Der Bundestag hat sich in zweiter Lesung für ein Verbot von Sterbehilfe-Organisationen ausgesprochen. Damit entschieden sich die Parlamentarier für den Entwurf der "eingeschränkten Straflosigkeit" der Abgeordneten Kerstin Griese (SPD) und Michael Brand (CDU). Lesen Sie in unserem Newsblog die wichtigsten Beiträge zur Debatte.

Nach fast eineinhalb Jahren Diskussion über die passive Sterbehilfe hat der Bundestag am Freitag eine Entscheidung gefällt. Vier Gesetzesentwürfe standen zur Debatte, ein fünfter Antrag der früheren Justizministerin Brigitte Zypries (SPD) plädierte dafür, alles zu belassen wie bisher.
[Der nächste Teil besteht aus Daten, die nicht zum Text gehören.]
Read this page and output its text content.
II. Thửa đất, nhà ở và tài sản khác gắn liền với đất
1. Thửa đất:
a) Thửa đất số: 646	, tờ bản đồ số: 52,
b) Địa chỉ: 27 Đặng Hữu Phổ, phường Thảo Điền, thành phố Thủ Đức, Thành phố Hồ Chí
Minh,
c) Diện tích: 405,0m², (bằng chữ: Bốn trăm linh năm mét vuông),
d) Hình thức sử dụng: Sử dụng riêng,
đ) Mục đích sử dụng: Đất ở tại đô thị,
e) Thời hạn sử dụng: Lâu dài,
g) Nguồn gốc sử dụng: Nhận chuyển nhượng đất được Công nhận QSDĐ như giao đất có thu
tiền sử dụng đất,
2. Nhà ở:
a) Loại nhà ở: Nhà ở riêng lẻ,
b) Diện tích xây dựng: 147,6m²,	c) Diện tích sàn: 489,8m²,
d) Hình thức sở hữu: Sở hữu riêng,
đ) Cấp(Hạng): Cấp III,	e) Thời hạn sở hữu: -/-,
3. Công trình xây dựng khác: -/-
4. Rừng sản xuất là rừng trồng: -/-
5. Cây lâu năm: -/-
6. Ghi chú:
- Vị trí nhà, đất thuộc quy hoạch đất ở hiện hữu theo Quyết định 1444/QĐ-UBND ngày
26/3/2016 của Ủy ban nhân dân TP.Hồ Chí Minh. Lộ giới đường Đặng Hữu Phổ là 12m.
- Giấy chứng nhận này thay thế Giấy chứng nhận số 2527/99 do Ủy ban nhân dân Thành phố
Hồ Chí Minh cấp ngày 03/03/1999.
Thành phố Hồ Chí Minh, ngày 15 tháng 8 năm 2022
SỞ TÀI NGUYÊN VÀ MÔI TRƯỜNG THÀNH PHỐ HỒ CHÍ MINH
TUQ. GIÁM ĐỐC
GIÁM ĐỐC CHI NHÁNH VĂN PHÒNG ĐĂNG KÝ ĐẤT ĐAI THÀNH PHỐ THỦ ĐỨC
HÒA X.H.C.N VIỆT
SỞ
Einen genauen Überblick wie und worüber abgestimmt wurde, finden Sie hier.

Der Verein Sterbehilfe kündigt Verfassungsbeschwerde an. Nach dem Beschluss des Bundestages zum Verbot organisierter Sterbehilfe hat der Verein Sterbehilfe Deutschland eine Verfassungsbeschwerde angekündigt. „Nach Inkrafttreten des Gesetzes werden wir Verfassungsbeschwerde erheben“, sagte Marie-Claire Stellmann, Leiterin der Geschäftsstelle des Vereins, dem Evangelischen Pressedienst am Freitag. Sobald das Gesetz in Kraft tritt, werde der Verein keine Suizidbegleitung mehr anbieten: „Wir werden gesetzestreu handeln.“ Vorsitzender von Sterbehilfe Deutschland ist der ehemalige Hamburger Justizsenator Roger Kusch.
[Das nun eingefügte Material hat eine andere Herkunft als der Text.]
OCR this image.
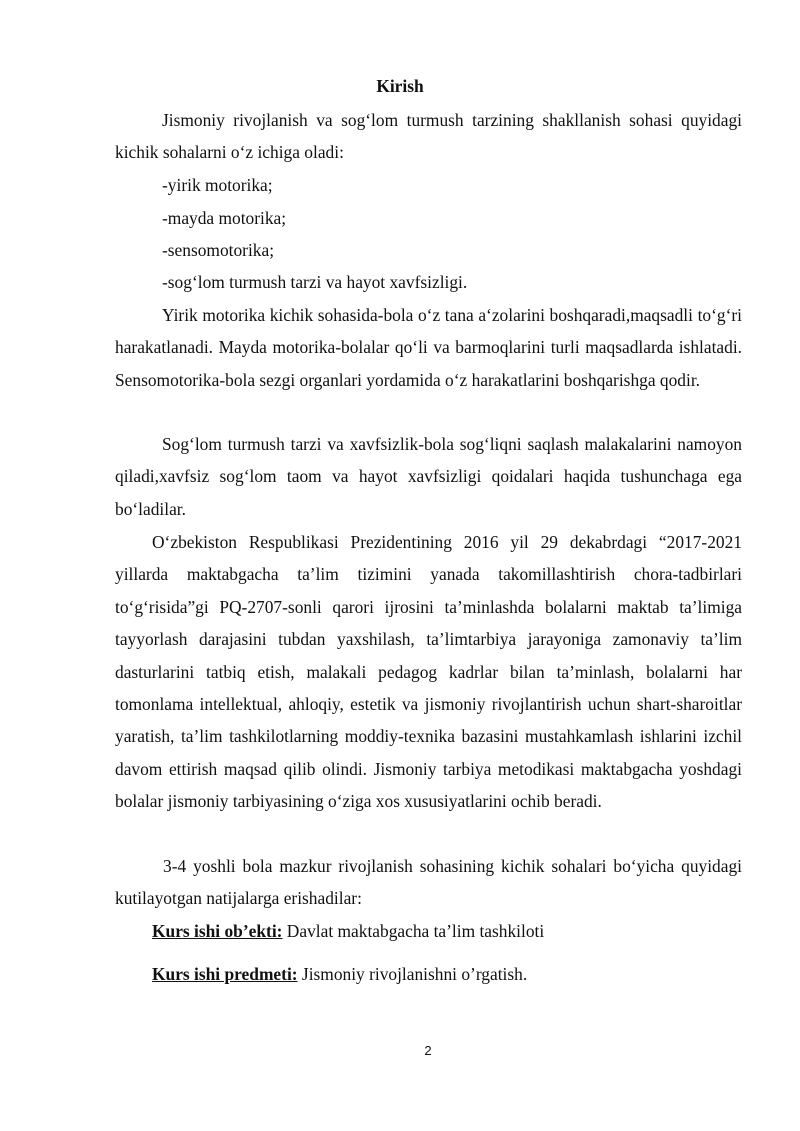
Kirish

Jismoniy rivojlanish va sog‘lom turmush tarzining shakllanish sohasi quyidagi kichik sohalarni o‘z ichiga oladi:

-yirik motorika;

-mayda motorika;

-sensomotorika;

-sog‘lom turmush tarzi va hayot xavfsizligi.

Yirik motorika kichik sohasida-bola o‘z tana a‘zolarini boshqaradi,maqsadli to‘g‘ri harakatlanadi. Mayda motorika-bolalar qo‘li va barmoqlarini turli maqsadlarda ishlatadi. Sensomotorika-bola sezgi organlari yordamida o‘z harakatlarini boshqarishga qodir.

Sog‘lom turmush tarzi va xavfsizlik-bola sog‘liqni saqlash malakalarini namoyon qiladi,xavfsiz sog‘lom taom va hayot xavfsizligi qoidalari haqida tushunchaga ega bo‘ladilar.

O‘zbekiston Respublikasi Prezidentining 2016 yil 29 dekabrdagi “2017-2021 yillarda maktabgacha ta’lim tizimini yanada takomillashtirish chora-tadbirlari to‘g‘risida”gi PQ-2707-sonli qarori ijrosini ta’minlashda bolalarni maktab ta’limiga tayyorlash darajasini tubdan yaxshilash, ta’limtarbiya jarayoniga zamonaviy ta’lim dasturlarini tatbiq etish, malakali pedagog kadrlar bilan ta’minlash, bolalarni har tomonlama intellektual, ahloqiy, estetik va jismoniy rivojlantirish uchun shart-sharoitlar yaratish, ta’lim tashkilotlarning moddiy-texnika bazasini mustahkamlash ishlarini izchil davom ettirish maqsad qilib olindi. Jismoniy tarbiya metodikasi maktabgacha yoshdagi bolalar jismoniy tarbiyasining o‘ziga xos xususiyatlarini ochib beradi.

3-4 yoshli bola mazkur rivojlanish sohasining kichik sohalari bo‘yicha quyidagi kutilayotgan natijalarga erishadilar:

Kurs ishi ob’ekti: Davlat maktabgacha ta’lim tashkiloti

Kurs ishi predmeti: Jismoniy rivojlanishni o’rgatish.

2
So wird der neue Passus im Sterbehilfe-Paragraf lauten: Der Bundestag hat am Freitag ein Verbot der organisierten Suizidbeihilfe beschlossen. Der entsprechende Paragraf, der vor allem auf die umstrittenen Sterbehilfe-Vereine zielt, wird im Strafgesetzbuch eingefügt. Hinter dem Paragrafen, der die Tötung auf Verlangen verbietet, findet sich künftig unter Nummer 2017 folgender Passus: „Geschäftsmäßige Förderung der Selbsttötung. (1) Wer in der Absicht, die Selbsttötung eines anderen zu fördern, diesem hierzu geschäftsmäßig die Gelegenheit gewährt, verschafft oder vermittelt, wird mit Freiheitsstrafe bis zu drei Jahren oder mit Geldstrafe bestraft. (2) Als Teilnehmer bleibt straffrei, wer selbst nicht geschäftsmäßig handelt und entweder Angehöriger des in Absatz 1 genannten anderen ist oder diesem nahesteht.“

Griese-Brand-Gesetzentwurf erhält Mehrheit im ersten Durchgang. Der Bundestag hat sich mehrheitlich für ein Verbot von Sterbehilfe-Organisationen ausgesprochen. Bereits im ersten Durchgang stimmten mehr Abgeordnete für einen entsprechenden Antrag als für alle anderen Anträge zusammen. Der Entwurf von Kerstin Griese (SPD) und Michael Brand (CDU) stellt die auf Wiederholung angelegte Hilfe bei der Selbsttötung unter Strafe. Der Antrag wurde damit angenommen.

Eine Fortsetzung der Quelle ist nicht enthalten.